Jonah

Niniveh, Irak

Oh, Jonah, the One of the Whale, forgive my tardiness! I tried to dispatch my case swiftly and now I lie condemned. Now that my number is up, I am counting the hours I have left. Eventually, I figured it out: your journey, its import. I burst out laughing, I regretted it, I felt like crying. I didn’t hold high hopes for the future. I had managed my expectations and commended my soul to God. My muscles twitched to the beat of the clock. I had shut my eyes to the truth year after year, until the truth decided to settle the score. I don’t care whether it’s Monday or Saturday, day or night. You, my boy, acquainted yourself with miracles throughout your life until the ground under your feet drew level with the sky. Now, you are about to be reunited with your mother. You’ll have to introduce me to Christ’s mother, the Virgin Mary. May God bless you both. Over a hundred thousand men were sent to Nineveh. They had been tasked with mending the logic of the supposed infidels. You ran toward them frothing at the mouth and thus sealed your own fate.

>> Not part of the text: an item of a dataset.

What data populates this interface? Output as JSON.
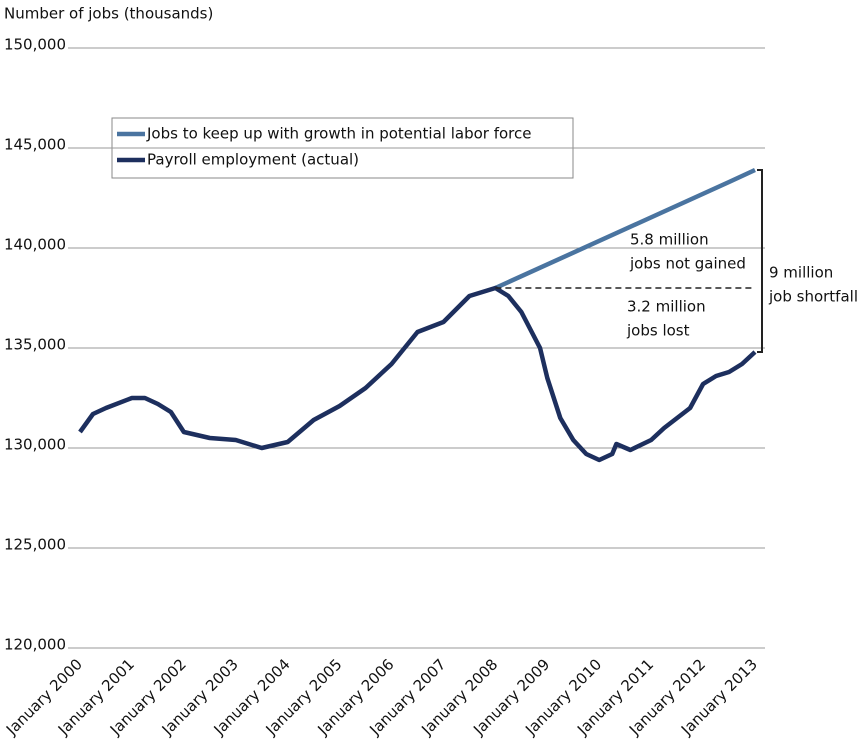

Of the three sailors, you were the one held accountable for the howling gale. The penalty was being thrown overboard. The whale swallowed you down. You were guilty after all. Praise the Lord, who let everything come into being by use of words! He instructed the whale not to chew you up or crack your skeleton. You were not meant to be its meal. In fact, its stomach was to become your prison. The sailors had stabbed you in the back and you were about to sink to the bottom of the sea. Then you heard the singing of deep-sea creatures. The sailors pelted you with pebbles. You mistakenly believed yourself to be dead. As soon as you could feel your legs again, you fell to your knees. In the inky darkness of the whale’s interior, you prayed to the Almighty: “I hereby kneel and bow to you in this previously uncharted spot between this life and the next. God, I am a sinner, and you, with your infinite grace, are the only one who can redeem me.” You remained in the whale’s belly for forty days and were then disgorged naked and feeble by virtue of the Almighty’s will.

Had you not known how to swim, you would have stayed in the whale’s belly until kingdom come. God planted a pumpkin vine next to you to cast a shadow over your head. You lay on the ground and ate pumpkins. Owing to the fact that you believed in Him, God saved you from drowning in melancholy. Afterward, you returned to your kith and kin, only to find that everyone had already embraced God.

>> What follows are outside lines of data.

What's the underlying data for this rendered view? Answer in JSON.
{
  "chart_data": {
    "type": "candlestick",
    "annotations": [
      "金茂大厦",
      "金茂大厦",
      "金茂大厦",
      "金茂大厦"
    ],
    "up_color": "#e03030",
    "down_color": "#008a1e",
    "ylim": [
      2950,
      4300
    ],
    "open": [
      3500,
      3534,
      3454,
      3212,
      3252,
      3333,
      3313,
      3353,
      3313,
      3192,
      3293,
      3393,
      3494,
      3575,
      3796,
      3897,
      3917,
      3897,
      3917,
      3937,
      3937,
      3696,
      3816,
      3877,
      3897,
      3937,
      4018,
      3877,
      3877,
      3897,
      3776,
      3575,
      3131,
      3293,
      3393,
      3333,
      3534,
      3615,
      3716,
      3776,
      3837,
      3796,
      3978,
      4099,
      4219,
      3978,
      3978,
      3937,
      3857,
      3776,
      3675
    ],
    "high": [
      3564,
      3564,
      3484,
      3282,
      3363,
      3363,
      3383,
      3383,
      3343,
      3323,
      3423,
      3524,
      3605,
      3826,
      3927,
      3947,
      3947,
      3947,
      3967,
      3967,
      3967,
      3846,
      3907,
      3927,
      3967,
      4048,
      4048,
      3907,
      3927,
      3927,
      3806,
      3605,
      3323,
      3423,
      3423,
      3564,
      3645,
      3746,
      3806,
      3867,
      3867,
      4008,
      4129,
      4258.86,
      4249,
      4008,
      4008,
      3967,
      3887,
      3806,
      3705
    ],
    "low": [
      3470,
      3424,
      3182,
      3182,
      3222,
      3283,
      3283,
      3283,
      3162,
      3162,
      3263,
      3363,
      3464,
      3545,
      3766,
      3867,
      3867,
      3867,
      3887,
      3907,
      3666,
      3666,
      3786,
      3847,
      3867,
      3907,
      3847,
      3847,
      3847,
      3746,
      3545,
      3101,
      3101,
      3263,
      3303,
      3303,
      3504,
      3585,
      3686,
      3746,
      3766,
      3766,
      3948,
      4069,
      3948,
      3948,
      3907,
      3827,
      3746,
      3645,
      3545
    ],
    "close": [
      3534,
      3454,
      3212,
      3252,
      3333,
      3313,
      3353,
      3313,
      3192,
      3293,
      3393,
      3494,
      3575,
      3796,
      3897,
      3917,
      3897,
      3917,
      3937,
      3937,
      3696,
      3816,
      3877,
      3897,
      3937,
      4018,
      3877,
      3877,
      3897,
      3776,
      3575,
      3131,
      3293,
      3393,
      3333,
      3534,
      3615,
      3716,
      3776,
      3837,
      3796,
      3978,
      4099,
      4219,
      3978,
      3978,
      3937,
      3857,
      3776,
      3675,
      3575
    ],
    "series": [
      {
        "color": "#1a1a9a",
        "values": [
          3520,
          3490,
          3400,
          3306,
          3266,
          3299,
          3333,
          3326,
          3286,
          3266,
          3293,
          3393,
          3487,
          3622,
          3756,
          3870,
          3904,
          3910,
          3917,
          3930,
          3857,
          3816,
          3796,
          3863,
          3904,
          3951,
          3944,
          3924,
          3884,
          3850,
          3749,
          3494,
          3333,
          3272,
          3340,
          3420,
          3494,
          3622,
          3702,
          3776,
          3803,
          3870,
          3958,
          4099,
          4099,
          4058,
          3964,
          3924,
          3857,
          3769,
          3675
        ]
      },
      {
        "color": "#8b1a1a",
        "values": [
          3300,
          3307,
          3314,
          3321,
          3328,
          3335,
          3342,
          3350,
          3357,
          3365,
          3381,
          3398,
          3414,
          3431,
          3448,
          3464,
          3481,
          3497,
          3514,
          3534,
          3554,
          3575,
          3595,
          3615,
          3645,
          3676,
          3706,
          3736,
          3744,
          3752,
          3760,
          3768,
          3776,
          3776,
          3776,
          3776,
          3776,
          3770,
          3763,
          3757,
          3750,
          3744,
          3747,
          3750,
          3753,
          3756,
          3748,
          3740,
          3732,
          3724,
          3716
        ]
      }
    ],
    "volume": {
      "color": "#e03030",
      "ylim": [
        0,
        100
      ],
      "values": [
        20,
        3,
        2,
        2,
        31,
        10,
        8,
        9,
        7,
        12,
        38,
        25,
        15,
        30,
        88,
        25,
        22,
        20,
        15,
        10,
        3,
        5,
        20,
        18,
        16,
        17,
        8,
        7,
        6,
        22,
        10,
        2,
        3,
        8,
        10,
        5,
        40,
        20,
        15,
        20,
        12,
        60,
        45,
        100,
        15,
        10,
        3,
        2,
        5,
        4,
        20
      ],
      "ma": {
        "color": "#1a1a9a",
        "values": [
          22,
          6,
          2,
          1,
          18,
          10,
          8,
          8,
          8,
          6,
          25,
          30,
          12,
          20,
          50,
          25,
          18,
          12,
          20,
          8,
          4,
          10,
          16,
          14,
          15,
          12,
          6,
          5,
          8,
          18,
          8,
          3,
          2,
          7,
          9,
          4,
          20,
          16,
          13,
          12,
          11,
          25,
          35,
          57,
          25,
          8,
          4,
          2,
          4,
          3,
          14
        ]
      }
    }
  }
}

The moral of the story: Accept God into your life of your own accord and join the congregation. Although God may tax all your patience, obey his commands and he’ll spare you the ordeal Jonah went through in the whale’s belly. Sign up with the flock of the nearest and dearest who have found the Creator, and you’ll be sure not to wind up dead. Know that those who cherish pious hope and wait with resolve for what may be hesitant to arrive will see their love and fear of God rewarded in due time.

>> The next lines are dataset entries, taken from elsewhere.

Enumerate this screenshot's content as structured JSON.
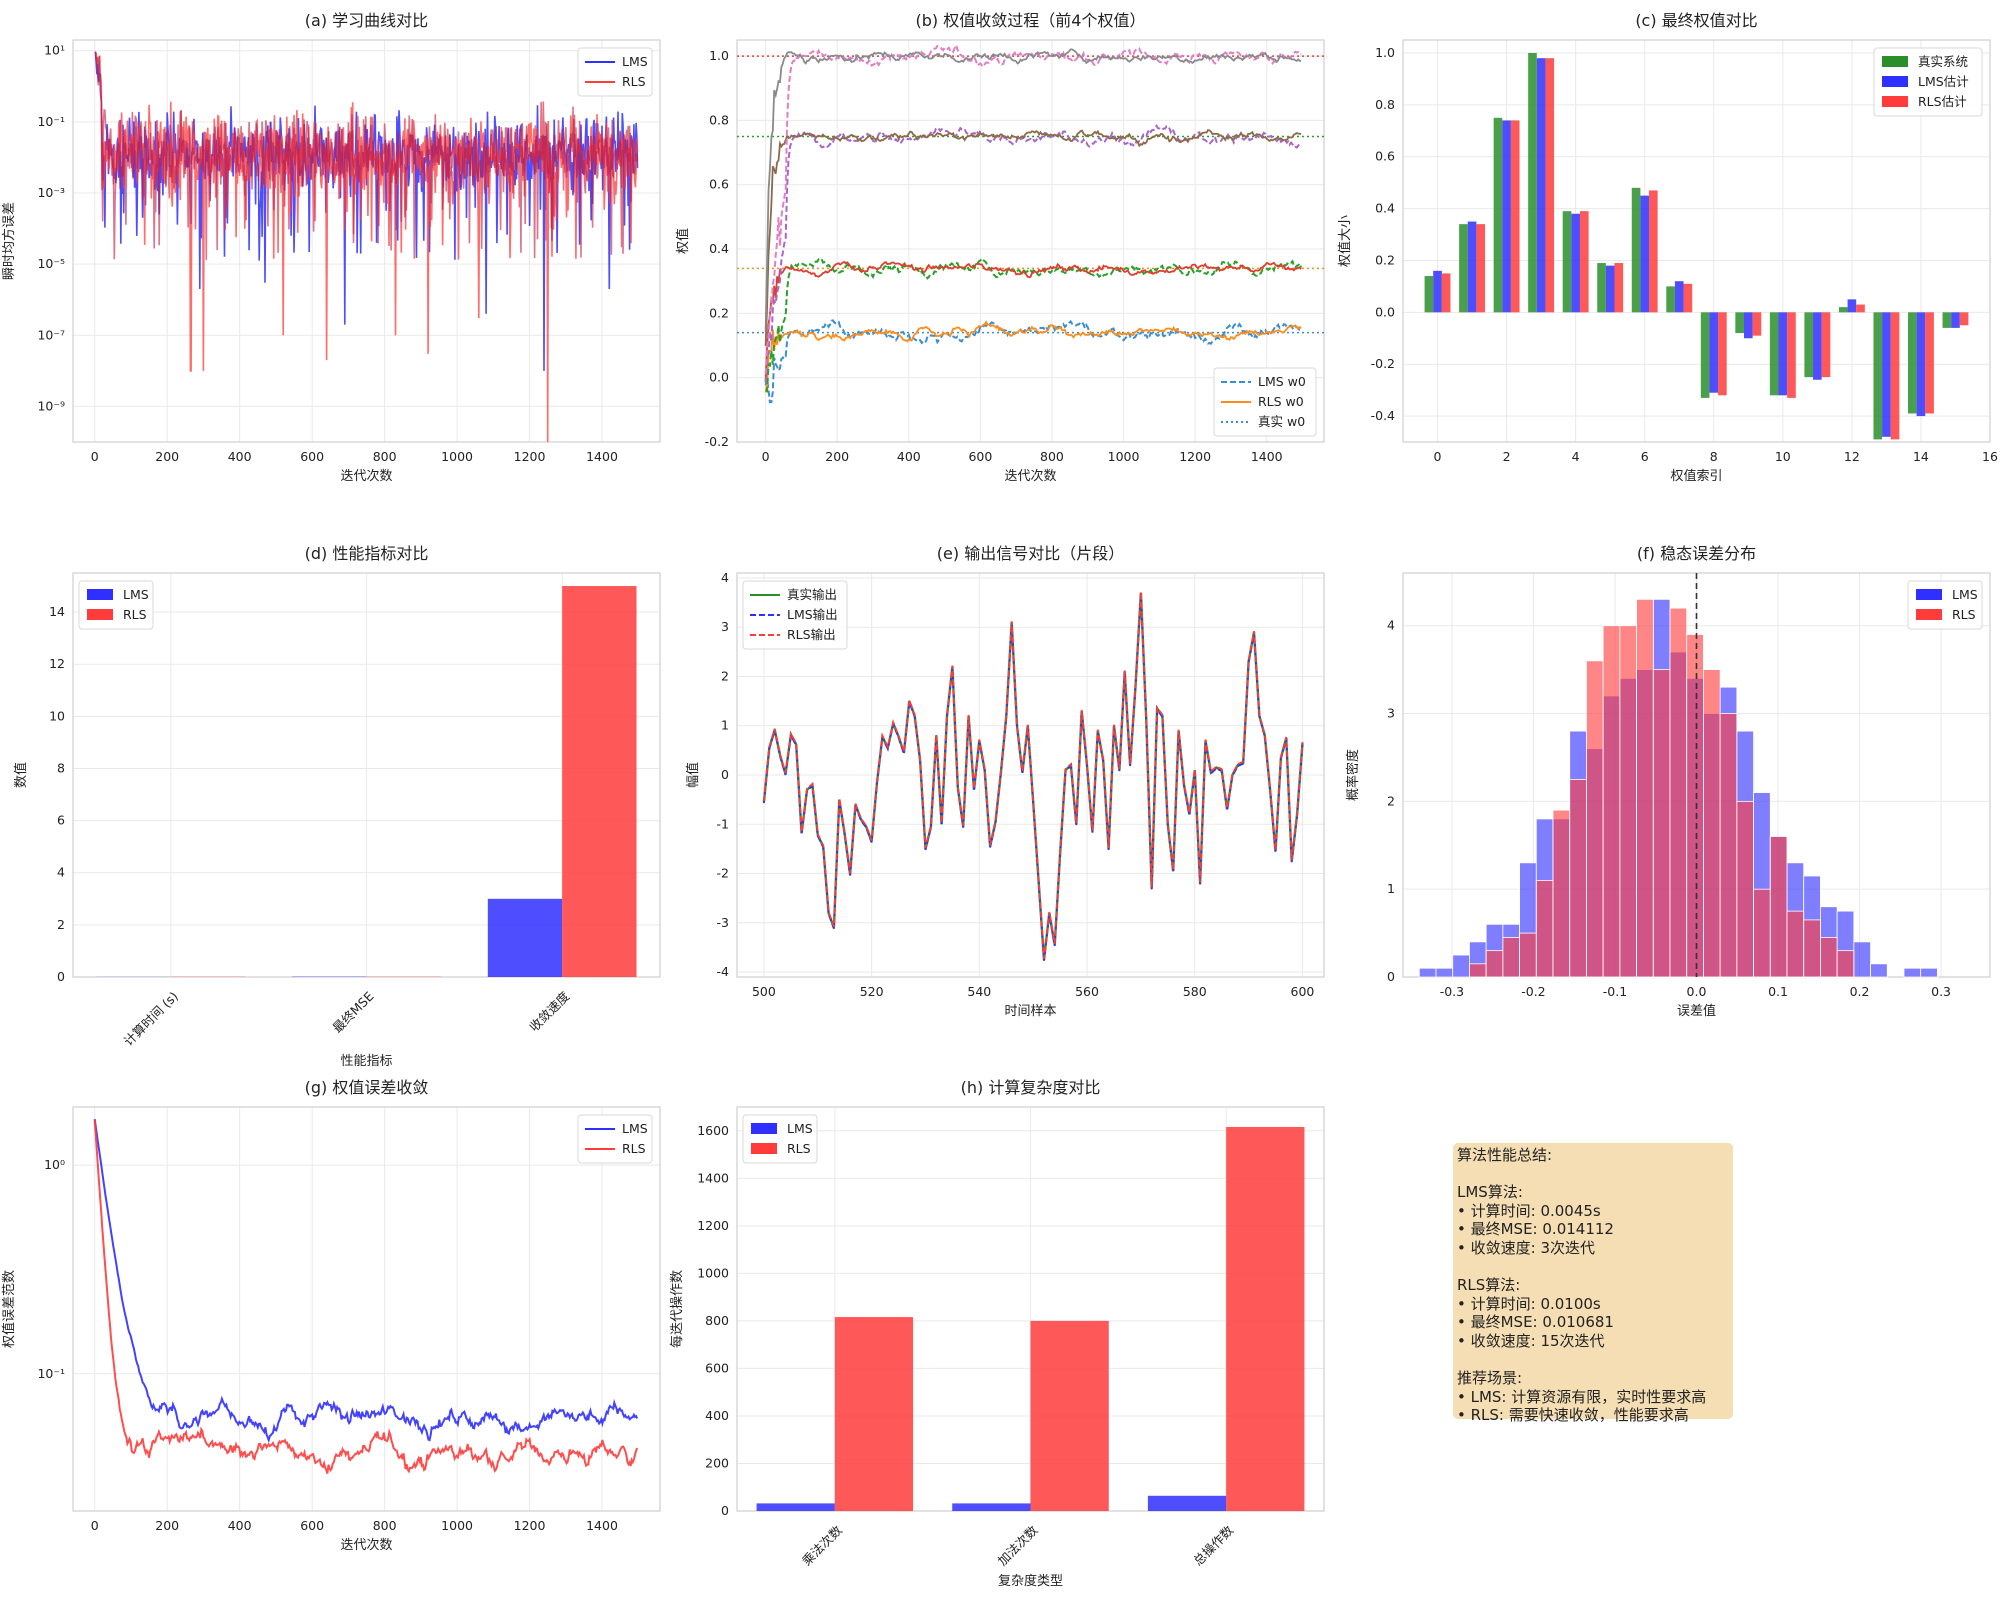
{
  "colors": {
    "blue": "#2f2fff",
    "red": "#ff3b3b",
    "green": "#2a8f2a",
    "purple": "#c0193f"
  },
  "chart_data": [
    {
      "id": "a",
      "type": "line",
      "title": "(a) 学习曲线对比",
      "xlabel": "迭代次数",
      "ylabel": "瞬时均方误差",
      "yscale": "log",
      "xlim": [
        -60,
        1560
      ],
      "ylim": [
        1e-10,
        20
      ],
      "xticks": [
        0,
        200,
        400,
        600,
        800,
        1000,
        1200,
        1400
      ],
      "yticks": [
        {
          "v": 10,
          "l": "10¹"
        },
        {
          "v": 0.1,
          "l": "10⁻¹"
        },
        {
          "v": 0.001,
          "l": "10⁻³"
        },
        {
          "v": 1e-05,
          "l": "10⁻⁵"
        },
        {
          "v": 1e-07,
          "l": "10⁻⁷"
        },
        {
          "v": 1e-09,
          "l": "10⁻⁹"
        }
      ],
      "legend": [
        "LMS",
        "RLS"
      ],
      "note": "noisy curves between about 1e-4 and 0.3 after ~50 iterations; peak ~8 at start; RLS dips to ~1e-10 near 1250"
    },
    {
      "id": "b",
      "type": "line",
      "title": "(b) 权值收敛过程（前4个权值）",
      "xlabel": "迭代次数",
      "ylabel": "权值",
      "xlim": [
        -80,
        1560
      ],
      "ylim": [
        -0.2,
        1.05
      ],
      "xticks": [
        0,
        200,
        400,
        600,
        800,
        1000,
        1200,
        1400
      ],
      "yticks": [
        -0.2,
        0.0,
        0.2,
        0.4,
        0.6,
        0.8,
        1.0
      ],
      "true_weights": [
        0.14,
        0.34,
        0.75,
        1.0
      ],
      "legend": [
        "LMS w0",
        "RLS w0",
        "真实 w0"
      ]
    },
    {
      "id": "c",
      "type": "bar",
      "title": "(c) 最终权值对比",
      "xlabel": "权值索引",
      "ylabel": "权值大小",
      "xlim": [
        -1,
        16
      ],
      "ylim": [
        -0.5,
        1.05
      ],
      "xticks": [
        0,
        2,
        4,
        6,
        8,
        10,
        12,
        14,
        16
      ],
      "yticks": [
        -0.4,
        -0.2,
        0.0,
        0.2,
        0.4,
        0.6,
        0.8,
        1.0
      ],
      "categories": [
        0,
        1,
        2,
        3,
        4,
        5,
        6,
        7,
        8,
        9,
        10,
        11,
        12,
        13,
        14,
        15
      ],
      "series": [
        {
          "name": "真实系统",
          "values": [
            0.14,
            0.34,
            0.75,
            1.0,
            0.39,
            0.19,
            0.48,
            0.1,
            -0.33,
            -0.08,
            -0.32,
            -0.25,
            0.02,
            -0.49,
            -0.39,
            -0.06
          ]
        },
        {
          "name": "LMS估计",
          "values": [
            0.16,
            0.35,
            0.74,
            0.98,
            0.38,
            0.18,
            0.45,
            0.12,
            -0.31,
            -0.1,
            -0.32,
            -0.26,
            0.05,
            -0.48,
            -0.4,
            -0.06
          ]
        },
        {
          "name": "RLS估计",
          "values": [
            0.15,
            0.34,
            0.74,
            0.98,
            0.39,
            0.19,
            0.47,
            0.11,
            -0.32,
            -0.09,
            -0.33,
            -0.25,
            0.03,
            -0.49,
            -0.39,
            -0.05
          ]
        }
      ]
    },
    {
      "id": "d",
      "type": "bar",
      "title": "(d) 性能指标对比",
      "xlabel": "性能指标",
      "ylabel": "数值",
      "ylim": [
        0,
        15.5
      ],
      "yticks": [
        0,
        2,
        4,
        6,
        8,
        10,
        12,
        14
      ],
      "categories": [
        "计算时间 (s)",
        "最终MSE",
        "收敛速度"
      ],
      "series": [
        {
          "name": "LMS",
          "values": [
            0.0045,
            0.014112,
            3
          ]
        },
        {
          "name": "RLS",
          "values": [
            0.01,
            0.010681,
            15
          ]
        }
      ]
    },
    {
      "id": "e",
      "type": "line",
      "title": "(e) 输出信号对比（片段）",
      "xlabel": "时间样本",
      "ylabel": "幅值",
      "xlim": [
        495,
        604
      ],
      "ylim": [
        -4.1,
        4.1
      ],
      "xticks": [
        500,
        520,
        540,
        560,
        580,
        600
      ],
      "yticks": [
        -4,
        -3,
        -2,
        -1,
        0,
        1,
        2,
        3,
        4
      ],
      "x_start": 500,
      "values": [
        -0.55,
        0.55,
        0.92,
        0.4,
        0.02,
        0.82,
        0.62,
        -1.18,
        -0.3,
        -0.2,
        -1.22,
        -1.45,
        -2.8,
        -3.1,
        -0.5,
        -1.2,
        -2.02,
        -0.6,
        -0.9,
        -1.05,
        -1.35,
        -0.15,
        0.78,
        0.55,
        1.05,
        0.78,
        0.45,
        1.5,
        1.2,
        0.3,
        -1.5,
        -1.05,
        0.8,
        -1.0,
        1.2,
        2.2,
        -0.25,
        -1.05,
        1.2,
        -0.3,
        0.7,
        0.1,
        -1.45,
        -0.95,
        0.05,
        1.2,
        3.1,
        1.0,
        0.05,
        1.0,
        -0.55,
        -2.15,
        -3.75,
        -2.8,
        -3.45,
        -1.6,
        0.1,
        0.2,
        -1.0,
        1.3,
        0.2,
        -1.15,
        0.9,
        0.3,
        -1.5,
        1.0,
        0.1,
        2.1,
        0.2,
        1.8,
        3.7,
        1.1,
        -2.3,
        1.35,
        1.2,
        -1.0,
        -1.95,
        0.9,
        -0.2,
        -0.8,
        0.1,
        -2.2,
        0.7,
        0.05,
        0.15,
        0.1,
        -0.7,
        0.0,
        0.2,
        0.25,
        2.3,
        2.9,
        1.2,
        0.8,
        -0.3,
        -1.55,
        0.35,
        0.75,
        -1.75,
        -0.8,
        0.65
      ],
      "legend": [
        "真实输出",
        "LMS输出",
        "RLS输出"
      ]
    },
    {
      "id": "f",
      "type": "histogram",
      "title": "(f) 稳态误差分布",
      "xlabel": "误差值",
      "ylabel": "概率密度",
      "xlim": [
        -0.36,
        0.36
      ],
      "ylim": [
        0,
        4.6
      ],
      "xticks": [
        -0.3,
        -0.2,
        -0.1,
        0.0,
        0.1,
        0.2,
        0.3
      ],
      "yticks": [
        0,
        1,
        2,
        3,
        4
      ],
      "bin_start": -0.34,
      "bin_width": 0.0205,
      "series": [
        {
          "name": "LMS",
          "values": [
            0.1,
            0.1,
            0.25,
            0.4,
            0.6,
            0.6,
            1.3,
            1.8,
            1.8,
            2.8,
            2.6,
            3.2,
            3.4,
            3.5,
            4.3,
            3.7,
            3.4,
            3.0,
            3.3,
            2.8,
            2.1,
            1.6,
            1.3,
            1.15,
            0.8,
            0.75,
            0.4,
            0.15,
            0.0,
            0.1,
            0.1
          ]
        },
        {
          "name": "RLS",
          "values": [
            0.0,
            0.0,
            0.0,
            0.15,
            0.3,
            0.45,
            0.5,
            1.1,
            1.9,
            2.25,
            3.6,
            4.0,
            4.0,
            4.3,
            3.5,
            4.2,
            3.9,
            3.5,
            3.0,
            2.0,
            1.0,
            1.6,
            0.75,
            0.65,
            0.45,
            0.3,
            0.0,
            0.0,
            0.0,
            0.0,
            0.0
          ]
        }
      ],
      "legend": [
        "LMS",
        "RLS"
      ]
    },
    {
      "id": "g",
      "type": "line",
      "title": "(g) 权值误差收敛",
      "xlabel": "迭代次数",
      "ylabel": "权值误差范数",
      "yscale": "log",
      "xlim": [
        -60,
        1560
      ],
      "ylim": [
        0.022,
        1.9
      ],
      "xticks": [
        0,
        200,
        400,
        600,
        800,
        1000,
        1200,
        1400
      ],
      "yticks": [
        {
          "v": 1,
          "l": "10⁰"
        },
        {
          "v": 0.1,
          "l": "10⁻¹"
        }
      ],
      "legend": [
        "LMS",
        "RLS"
      ],
      "note": "both start at ~1.6; LMS settles ~0.06, RLS settles ~0.04"
    },
    {
      "id": "h",
      "type": "bar",
      "title": "(h) 计算复杂度对比",
      "xlabel": "复杂度类型",
      "ylabel": "每迭代操作数",
      "ylim": [
        0,
        1700
      ],
      "yticks": [
        0,
        200,
        400,
        600,
        800,
        1000,
        1200,
        1400,
        1600
      ],
      "categories": [
        "乘法次数",
        "加法次数",
        "总操作数"
      ],
      "series": [
        {
          "name": "LMS",
          "values": [
            32,
            32,
            64
          ]
        },
        {
          "name": "RLS",
          "values": [
            816,
            800,
            1616
          ]
        }
      ]
    }
  ],
  "summary": {
    "text": "算法性能总结:\n\nLMS算法:\n• 计算时间: 0.0045s\n• 最终MSE: 0.014112\n• 收敛速度: 3次迭代\n\nRLS算法:\n• 计算时间: 0.0100s\n• 最终MSE: 0.010681\n• 收敛速度: 15次迭代\n\n推荐场景:\n• LMS: 计算资源有限，实时性要求高\n• RLS: 需要快速收敛，性能要求高"
  }
}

I subside into silence, no complaints there. I let go of my last breath and watch it curl effortlessly into outer space—God’s realm. It swims with the whales along the bottom of the sea and flies with the birds wading through the clouds until it reaches Paradise, where it drops the seed destined to sprout another jewel of a human being sentenced to die sooner or later.

 

Written by Yousria Salama.

Choose your own adventure

If we were to revamp the sacred scriptures nowadays,

a) how metaphoric they would wind up!

b) how much would we need to preserve from the original versions for the ensuing stories to turn out credible?